Опять заскучал — заманиваешь в квартиру вора. Пока он ищет драгоценности, ты заветные ноль два набираешь. И люди мужественной профессии взламывают дверь, всех арестовывают, сажают за стол: до утра разговариваете, пьете кофе, даете показания.
Сердечко прихватило — не горюй! До аппарата доползи, ресничками наскреби ноль три — и «скорая помощь» найдет тебя живого или мертвого. Кольнут в белу рученьку — глаза откроешь, а над тобой люди склонились, — значит, снова ты не один!
С телефоном не соскучишься, это не телевизор. Газ включил, а спичку не зажег — вот и запахло противненьким. Немедленно звони женшине по ноль четыре. «У меня газом пахнет, чувствуете?» И трубку к плите подносишь. Не успеешь газом надышаться — приезжает аварийная как миленькая. Бесплатно делают искусственное дыхание, молоком отпаивают, переживают: умер ты или нет?! А что еще человеку надо, кроме искусственного дыхания и заботы?
Ну почему все спят, когда я не сплю! Телефонов-то в справочнике, телефонов!..
Вот! При укусе животного знаете куда звонить? Ни вы, ни животное не в курсе. А здесь написано: 240-41-40. Даже при укусе паршивого животного есть куда жаловаться! А кому звонить, если блоха не укусит, — просто тоска гложет.
Позвонить, что ли, противостолбнячным товарищам? Приедут с гитарой, шприцами звеня. Посидим, потреплемся, а чтоб у них на работе неприятностей не было, поймаем животное, заставим укусить…

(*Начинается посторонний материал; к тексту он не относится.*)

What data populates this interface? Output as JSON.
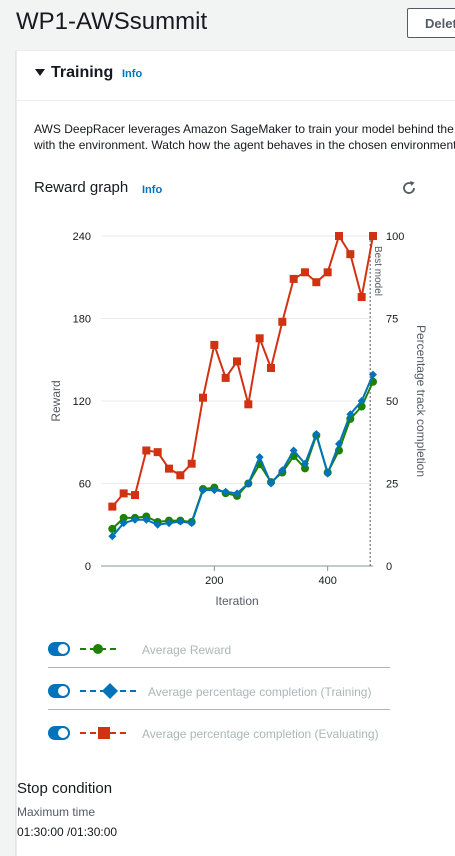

«Двадцать три часа тридцать пять минут…» А если нет денег, вызываешь уголовный розыск на дом вместе с овчарками, даешь им понюхать рубль, собачка берет след и находит тридцать рублей!
Потом на все эти деньги закажу разговор с Парижем. Запросто. Чтоб позвонили мне, — все оплачено. Наверно, я ничего не пойму, кроме «жэ тэм» и «Нотрдам», но дело не в этом! Не понять француженку — кто откажется?
«Двадцать три часа сорок семь минут…» Да, это не француженка! Хотя по голосу лет тридцать, не больше. Раз Париж не дают, значит… Париж занят. Ну, занята моя парижанка парижанином, у них это, как у нас мороженого поесть! И черт с ней! Зато таких белых ночей, как в Ленинграде, ни в одном Париже не увидишь!